For this reason, several quality projects for Lua highly recommend using the semicolons (actually empty statements) everywhere... except that this empty semicolon must now be accepted after a goto, or a return or after the end of an infinite loop, and after a reachable label (that has "goto" statements point to the label, where the label is in lexical scope from the "goto" statement), even if it is not the common practice of removing them (but only where this is not ambiguous, i.e. not before function calls without any assignment which are the only case allowed of "expression statements").

Yes,it is a nightmare that was introduced by the currification syntax (which is "syntaxic sugar" initially added to Lua, without serious prior discussion about its syntaxic effect).
No such nightmare would have occured if either:
  - semicolons were always needed (like in C/C++/Java), or
  - were removable by a cleaner syntax, discrimating whitespaces/comments when they contain at least one newline (like in Javascript/ECMAscript, but this also creates some problems when the code presentation is changed, for refactoring purpose or  because the code is to be packed to remove all "unnecessary" whitespaces/comments, because the semicolons then need to be added everywhere a newline was significant).

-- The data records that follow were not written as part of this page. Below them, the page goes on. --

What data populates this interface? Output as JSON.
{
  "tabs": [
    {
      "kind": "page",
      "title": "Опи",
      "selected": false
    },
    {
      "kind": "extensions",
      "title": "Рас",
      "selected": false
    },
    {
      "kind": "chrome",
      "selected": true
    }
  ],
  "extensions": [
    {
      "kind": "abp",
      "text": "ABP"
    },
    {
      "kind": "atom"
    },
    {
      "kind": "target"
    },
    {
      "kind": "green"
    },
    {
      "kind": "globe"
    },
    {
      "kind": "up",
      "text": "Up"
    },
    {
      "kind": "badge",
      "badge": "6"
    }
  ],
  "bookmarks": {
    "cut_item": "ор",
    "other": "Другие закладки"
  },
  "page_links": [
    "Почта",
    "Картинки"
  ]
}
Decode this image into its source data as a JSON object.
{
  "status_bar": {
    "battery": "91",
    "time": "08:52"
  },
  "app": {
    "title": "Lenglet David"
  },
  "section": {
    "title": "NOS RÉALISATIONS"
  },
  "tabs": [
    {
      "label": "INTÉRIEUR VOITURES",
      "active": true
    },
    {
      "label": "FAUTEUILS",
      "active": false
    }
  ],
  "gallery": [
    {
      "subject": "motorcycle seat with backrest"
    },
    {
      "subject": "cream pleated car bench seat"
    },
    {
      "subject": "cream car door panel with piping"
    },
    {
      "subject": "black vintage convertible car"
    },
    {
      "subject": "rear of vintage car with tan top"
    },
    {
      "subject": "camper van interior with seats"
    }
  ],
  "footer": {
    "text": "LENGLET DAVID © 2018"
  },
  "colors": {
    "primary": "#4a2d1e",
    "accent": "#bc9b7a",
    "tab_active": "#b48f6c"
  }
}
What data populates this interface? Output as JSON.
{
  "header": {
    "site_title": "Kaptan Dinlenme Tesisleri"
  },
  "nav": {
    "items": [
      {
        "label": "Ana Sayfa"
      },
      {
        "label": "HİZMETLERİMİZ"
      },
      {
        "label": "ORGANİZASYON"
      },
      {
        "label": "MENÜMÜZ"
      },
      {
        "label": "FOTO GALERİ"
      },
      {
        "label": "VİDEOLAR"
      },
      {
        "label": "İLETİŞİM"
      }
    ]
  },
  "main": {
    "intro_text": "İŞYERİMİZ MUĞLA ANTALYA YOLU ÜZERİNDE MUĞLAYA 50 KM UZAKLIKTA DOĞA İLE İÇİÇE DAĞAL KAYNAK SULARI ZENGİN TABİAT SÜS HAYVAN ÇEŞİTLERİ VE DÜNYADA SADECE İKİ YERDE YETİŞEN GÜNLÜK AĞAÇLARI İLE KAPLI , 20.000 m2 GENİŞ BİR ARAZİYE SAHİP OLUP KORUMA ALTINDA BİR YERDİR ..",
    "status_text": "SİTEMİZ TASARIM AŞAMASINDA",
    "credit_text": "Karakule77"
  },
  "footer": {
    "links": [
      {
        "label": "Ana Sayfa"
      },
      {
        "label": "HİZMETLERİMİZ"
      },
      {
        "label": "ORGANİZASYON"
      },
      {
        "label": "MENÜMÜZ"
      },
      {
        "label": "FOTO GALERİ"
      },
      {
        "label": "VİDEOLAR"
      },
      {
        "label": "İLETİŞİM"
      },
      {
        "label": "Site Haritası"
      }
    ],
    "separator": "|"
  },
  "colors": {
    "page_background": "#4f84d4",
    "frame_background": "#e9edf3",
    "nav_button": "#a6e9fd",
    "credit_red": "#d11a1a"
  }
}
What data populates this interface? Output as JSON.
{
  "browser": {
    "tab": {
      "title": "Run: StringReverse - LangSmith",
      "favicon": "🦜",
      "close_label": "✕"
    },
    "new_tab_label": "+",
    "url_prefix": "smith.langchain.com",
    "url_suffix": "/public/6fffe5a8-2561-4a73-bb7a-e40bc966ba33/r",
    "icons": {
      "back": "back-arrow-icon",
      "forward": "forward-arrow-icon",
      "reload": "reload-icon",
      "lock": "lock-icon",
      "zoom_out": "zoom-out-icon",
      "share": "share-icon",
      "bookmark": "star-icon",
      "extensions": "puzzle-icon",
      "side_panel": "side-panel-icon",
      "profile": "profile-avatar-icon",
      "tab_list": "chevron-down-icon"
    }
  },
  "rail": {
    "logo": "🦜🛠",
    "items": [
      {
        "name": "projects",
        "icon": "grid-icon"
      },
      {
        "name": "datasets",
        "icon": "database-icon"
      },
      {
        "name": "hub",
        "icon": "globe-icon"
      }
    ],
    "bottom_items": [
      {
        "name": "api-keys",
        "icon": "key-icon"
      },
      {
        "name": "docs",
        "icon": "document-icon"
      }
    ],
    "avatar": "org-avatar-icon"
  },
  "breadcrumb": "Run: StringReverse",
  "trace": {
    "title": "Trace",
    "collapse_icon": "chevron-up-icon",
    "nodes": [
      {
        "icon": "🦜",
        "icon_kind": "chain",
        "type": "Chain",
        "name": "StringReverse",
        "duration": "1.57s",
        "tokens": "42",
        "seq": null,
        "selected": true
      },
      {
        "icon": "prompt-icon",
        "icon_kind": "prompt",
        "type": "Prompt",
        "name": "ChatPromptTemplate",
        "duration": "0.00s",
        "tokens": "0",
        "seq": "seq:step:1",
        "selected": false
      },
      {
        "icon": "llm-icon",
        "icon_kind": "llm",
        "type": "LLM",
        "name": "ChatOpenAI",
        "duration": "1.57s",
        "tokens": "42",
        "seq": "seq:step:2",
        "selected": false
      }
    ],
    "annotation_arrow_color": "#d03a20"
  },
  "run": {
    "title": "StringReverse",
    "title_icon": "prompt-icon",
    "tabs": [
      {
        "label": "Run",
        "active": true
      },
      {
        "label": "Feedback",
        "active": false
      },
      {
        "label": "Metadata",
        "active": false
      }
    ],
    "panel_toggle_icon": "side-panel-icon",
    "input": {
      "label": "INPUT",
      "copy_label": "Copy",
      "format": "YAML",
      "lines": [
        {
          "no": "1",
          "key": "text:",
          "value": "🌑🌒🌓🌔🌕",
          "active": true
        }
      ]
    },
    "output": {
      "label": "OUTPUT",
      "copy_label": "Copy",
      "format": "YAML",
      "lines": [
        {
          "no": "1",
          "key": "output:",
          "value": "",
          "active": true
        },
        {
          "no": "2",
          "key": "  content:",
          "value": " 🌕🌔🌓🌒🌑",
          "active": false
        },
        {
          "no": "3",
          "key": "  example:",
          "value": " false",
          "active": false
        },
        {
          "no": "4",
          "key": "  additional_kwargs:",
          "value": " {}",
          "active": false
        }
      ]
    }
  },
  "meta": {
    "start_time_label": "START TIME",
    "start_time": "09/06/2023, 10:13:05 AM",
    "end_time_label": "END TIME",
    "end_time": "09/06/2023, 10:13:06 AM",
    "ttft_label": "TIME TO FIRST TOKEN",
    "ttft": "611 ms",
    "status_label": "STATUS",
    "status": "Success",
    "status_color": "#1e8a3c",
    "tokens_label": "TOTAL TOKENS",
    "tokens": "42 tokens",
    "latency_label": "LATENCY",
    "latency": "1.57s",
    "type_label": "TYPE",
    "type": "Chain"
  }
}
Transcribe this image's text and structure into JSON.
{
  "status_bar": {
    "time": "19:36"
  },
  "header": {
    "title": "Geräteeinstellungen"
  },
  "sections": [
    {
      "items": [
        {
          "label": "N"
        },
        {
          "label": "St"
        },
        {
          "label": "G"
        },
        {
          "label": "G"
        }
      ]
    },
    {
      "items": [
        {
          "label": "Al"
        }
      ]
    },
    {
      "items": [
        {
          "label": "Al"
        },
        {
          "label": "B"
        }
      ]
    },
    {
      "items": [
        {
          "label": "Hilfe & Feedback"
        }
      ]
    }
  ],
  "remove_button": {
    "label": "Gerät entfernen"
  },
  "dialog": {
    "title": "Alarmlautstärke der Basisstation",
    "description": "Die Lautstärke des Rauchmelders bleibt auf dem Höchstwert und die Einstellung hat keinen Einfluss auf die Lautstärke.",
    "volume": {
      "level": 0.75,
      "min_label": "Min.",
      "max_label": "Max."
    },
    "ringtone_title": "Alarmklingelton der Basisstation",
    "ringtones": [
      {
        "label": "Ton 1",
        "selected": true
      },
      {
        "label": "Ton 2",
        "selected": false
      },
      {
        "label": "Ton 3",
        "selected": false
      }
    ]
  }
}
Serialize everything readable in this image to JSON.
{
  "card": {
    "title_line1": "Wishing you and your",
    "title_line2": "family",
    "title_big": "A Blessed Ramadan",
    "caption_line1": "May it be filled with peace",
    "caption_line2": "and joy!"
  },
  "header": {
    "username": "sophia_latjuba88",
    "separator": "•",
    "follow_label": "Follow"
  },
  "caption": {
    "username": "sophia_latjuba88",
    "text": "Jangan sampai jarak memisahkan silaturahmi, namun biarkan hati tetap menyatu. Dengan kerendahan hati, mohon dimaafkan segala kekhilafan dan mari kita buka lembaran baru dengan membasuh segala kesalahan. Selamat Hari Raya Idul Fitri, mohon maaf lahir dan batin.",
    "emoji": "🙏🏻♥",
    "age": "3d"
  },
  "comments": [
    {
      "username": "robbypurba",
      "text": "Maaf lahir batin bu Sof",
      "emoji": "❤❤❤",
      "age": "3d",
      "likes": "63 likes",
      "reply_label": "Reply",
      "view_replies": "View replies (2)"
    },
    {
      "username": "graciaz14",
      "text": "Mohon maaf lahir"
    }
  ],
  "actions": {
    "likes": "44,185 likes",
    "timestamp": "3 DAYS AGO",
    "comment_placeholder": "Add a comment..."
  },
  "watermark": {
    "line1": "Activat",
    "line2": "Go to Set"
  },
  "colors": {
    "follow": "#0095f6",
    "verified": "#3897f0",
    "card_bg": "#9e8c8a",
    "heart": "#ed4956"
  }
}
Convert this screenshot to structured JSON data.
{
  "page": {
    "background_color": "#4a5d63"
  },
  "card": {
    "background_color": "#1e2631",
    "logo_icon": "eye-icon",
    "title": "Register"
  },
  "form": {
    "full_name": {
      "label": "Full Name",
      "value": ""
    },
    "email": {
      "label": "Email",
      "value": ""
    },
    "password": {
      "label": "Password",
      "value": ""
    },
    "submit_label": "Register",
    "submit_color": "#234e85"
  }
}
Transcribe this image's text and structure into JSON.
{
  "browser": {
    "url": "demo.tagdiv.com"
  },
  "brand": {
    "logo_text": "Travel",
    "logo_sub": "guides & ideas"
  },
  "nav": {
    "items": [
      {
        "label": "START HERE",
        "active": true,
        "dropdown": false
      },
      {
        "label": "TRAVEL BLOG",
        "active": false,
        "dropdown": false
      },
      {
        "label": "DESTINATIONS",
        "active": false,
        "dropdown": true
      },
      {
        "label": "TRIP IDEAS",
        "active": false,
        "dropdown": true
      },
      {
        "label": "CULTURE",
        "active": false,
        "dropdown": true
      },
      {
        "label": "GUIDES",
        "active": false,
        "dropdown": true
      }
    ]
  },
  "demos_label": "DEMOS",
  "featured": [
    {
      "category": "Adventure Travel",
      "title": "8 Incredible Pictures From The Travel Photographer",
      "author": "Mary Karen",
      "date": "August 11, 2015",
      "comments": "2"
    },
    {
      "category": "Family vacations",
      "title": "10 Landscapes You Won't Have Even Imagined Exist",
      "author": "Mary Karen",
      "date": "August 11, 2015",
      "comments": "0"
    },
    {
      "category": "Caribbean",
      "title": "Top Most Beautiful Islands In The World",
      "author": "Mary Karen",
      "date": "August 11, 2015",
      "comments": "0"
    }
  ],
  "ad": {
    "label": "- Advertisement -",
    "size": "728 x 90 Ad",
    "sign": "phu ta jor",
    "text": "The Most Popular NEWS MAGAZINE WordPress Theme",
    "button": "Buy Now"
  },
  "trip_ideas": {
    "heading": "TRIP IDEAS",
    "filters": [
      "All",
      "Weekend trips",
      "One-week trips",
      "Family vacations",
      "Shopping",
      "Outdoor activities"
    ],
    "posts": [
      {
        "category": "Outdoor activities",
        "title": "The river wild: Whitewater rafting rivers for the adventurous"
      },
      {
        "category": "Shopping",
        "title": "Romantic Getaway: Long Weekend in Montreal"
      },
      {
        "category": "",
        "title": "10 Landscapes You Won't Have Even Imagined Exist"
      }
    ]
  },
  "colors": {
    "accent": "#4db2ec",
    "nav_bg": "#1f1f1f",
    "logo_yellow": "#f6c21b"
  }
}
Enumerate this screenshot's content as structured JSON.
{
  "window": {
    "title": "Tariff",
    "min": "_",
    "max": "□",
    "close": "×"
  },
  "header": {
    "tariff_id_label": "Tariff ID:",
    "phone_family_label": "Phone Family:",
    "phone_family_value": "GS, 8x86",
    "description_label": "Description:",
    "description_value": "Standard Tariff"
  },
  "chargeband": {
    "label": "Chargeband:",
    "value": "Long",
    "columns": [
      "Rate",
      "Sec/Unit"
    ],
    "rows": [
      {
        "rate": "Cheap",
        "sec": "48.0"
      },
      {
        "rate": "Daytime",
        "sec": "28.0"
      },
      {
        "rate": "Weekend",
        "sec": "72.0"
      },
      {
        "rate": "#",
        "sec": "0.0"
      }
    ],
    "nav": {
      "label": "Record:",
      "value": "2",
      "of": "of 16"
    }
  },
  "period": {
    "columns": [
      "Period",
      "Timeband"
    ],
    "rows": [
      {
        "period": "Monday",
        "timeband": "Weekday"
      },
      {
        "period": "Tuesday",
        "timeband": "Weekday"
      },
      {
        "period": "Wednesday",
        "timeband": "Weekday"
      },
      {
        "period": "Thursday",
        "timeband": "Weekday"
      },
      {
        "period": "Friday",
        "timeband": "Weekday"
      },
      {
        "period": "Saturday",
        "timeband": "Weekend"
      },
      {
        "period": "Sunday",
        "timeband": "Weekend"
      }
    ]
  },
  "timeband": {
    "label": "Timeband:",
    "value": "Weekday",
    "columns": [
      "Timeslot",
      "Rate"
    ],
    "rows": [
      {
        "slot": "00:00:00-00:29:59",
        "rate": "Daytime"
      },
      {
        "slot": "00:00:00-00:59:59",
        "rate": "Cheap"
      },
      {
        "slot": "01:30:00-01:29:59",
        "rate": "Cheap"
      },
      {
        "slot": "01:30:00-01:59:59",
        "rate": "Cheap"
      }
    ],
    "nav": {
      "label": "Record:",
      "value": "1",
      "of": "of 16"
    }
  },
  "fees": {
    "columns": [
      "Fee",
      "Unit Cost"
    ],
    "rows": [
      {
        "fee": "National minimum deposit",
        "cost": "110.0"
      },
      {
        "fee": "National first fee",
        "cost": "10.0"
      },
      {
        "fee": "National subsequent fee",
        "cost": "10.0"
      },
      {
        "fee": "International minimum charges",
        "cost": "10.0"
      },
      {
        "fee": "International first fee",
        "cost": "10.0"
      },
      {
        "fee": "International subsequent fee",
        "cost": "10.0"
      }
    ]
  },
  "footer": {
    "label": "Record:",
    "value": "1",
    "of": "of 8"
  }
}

If we leave aside the problem of code packing (which will be made by bots using true syntaxic parsers), there remains the problem of code refactoring (made by humans which may not see that the newline in Lua is just like any regular whitespace) :

This causes unexpected bugs when the code is changed by humans (e.g. by removing a statement just before a function call statement, or because one user may not see that what "looks like" a function call statement was actually the continuation of a currified function call and then could insert statements in the middle).

If you indent with semicolons it'll never be an issue.